Transcribo, a toda prisa, azuzado por la vergüenza creciente que siento por  mi indolencia, estas dos reflexiones de Woody Allen que al menos, en un esfuerzo titánico de mi memoria, he conseguido ubicar en el minuto aproximado del metraje extensísimo, y que ahora recupero manejando el wind y el rewind, el viento y el reviento. La primera es una experiencia infantil en la que me veo reconocido:

 “Mi madre siempre decía que, al principio, yo era un niño muy dulce y alegre. Y después, hacia los cinco años, me volví más gruñón y amargado.

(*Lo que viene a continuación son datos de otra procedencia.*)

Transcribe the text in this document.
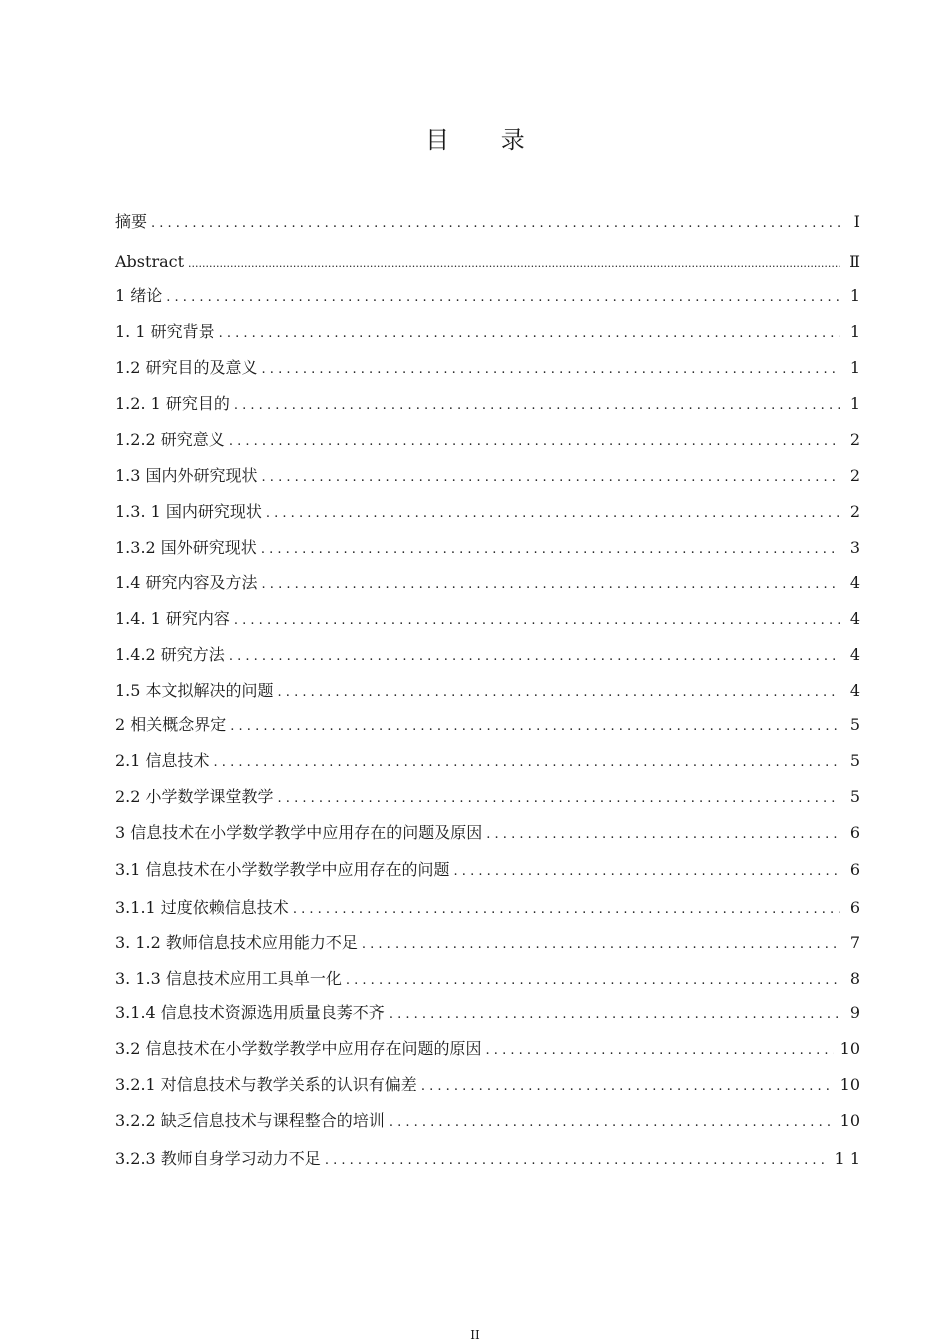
目 录
摘要 . . .	Ⅰ
Abstract .....	Ⅱ
1 绪论 . . .	1
1. 1 研究背景 . . .	1
1.2 研究目的及意义 . . .	1
1.2. 1 研究目的 . . .	1
1.2.2 研究意义 . . .	2
1.3 国内外研究现状 . . .	2
1.3. 1 国内研究现状 . . .	2
1.3.2 国外研究现状 . . .	3
1.4 研究内容及方法 . . .	4
1.4. 1 研究内容 . . .	4
1.4.2 研究方法 . . .	4
1.5 本文拟解决的问题 . . .	4
2 相关概念界定 . . .	5
2.1 信息技术 . . .	5
2.2 小学数学课堂教学 . . .	5
3 信息技术在小学数学教学中应用存在的问题及原因 . . .	6
3.1 信息技术在小学数学教学中应用存在的问题 . . .	6
3.1.1 过度依赖信息技术 . . .	6
3. 1.2 教师信息技术应用能力不足 . . .	7
3. 1.3 信息技术应用工具单一化 . . .	8
3.1.4 信息技术资源选用质量良莠不齐 . . .	9
3.2 信息技术在小学数学教学中应用存在问题的原因 . . .	10
3.2.1 对信息技术与教学关系的认识有偏差 . . .	10
3.2.2 缺乏信息技术与课程整合的培训 . . .	10
3.2.3 教师自身学习动力不足 . . .	1 1
II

Creo que cuando fui consciente de mi mortalidad, no me gustó la idea. “¿Qué quieres decir? ¿Se acaba? ¿Esto no sigue eternamente?” “No, se acaba. Desapareces para siempre” Cuando me di cuenta de eso, pensé: “No cuentes conmigo, este juego no me gusta” Y después de aquello nunca volví a ser el mismo”.

Más tarde, en la intervención que cierra el documental, Woody Allen se lamenta amargamente de la vida, a pesar de haber cosechado tantos éxitos y aplausos, tantos premios y dineros. Lo hace con una sonrisilla desganada que apenas disimula la gravedad –y la humildad desnuda- de lo que confiesa. Viene a ser el corolario de aquella certeza prematura y ya determinante sobre la muerte. La sensación amarga de que la vida no es un videojuego completo, recargable, canjeable por otro en la tienda de informática cuando llegas al final, sino una demo cortísima, cicatera, que sólo te deja jugar un ratito.

       “Cuando miro atrás en mi vida, siento que he tenido mucha suerte de haber cumplido mis sueños de infancia. Quería ser actor de cine, y lo he sido. Quería ser cómico y director de cine, y lo he sido. Quería tocar jazz en Nueva Orleans, y he tocado en desfiles y tugurios en Nueva Orleans. He tocado por todo el mundo en teatros y salas de conciertos. No hay nada en la vida a lo que haya aspirado que no haya podido cumplir. Pero a pesar de todas estas bendiciones, ¿por qué sigo pensando que me han estafado?”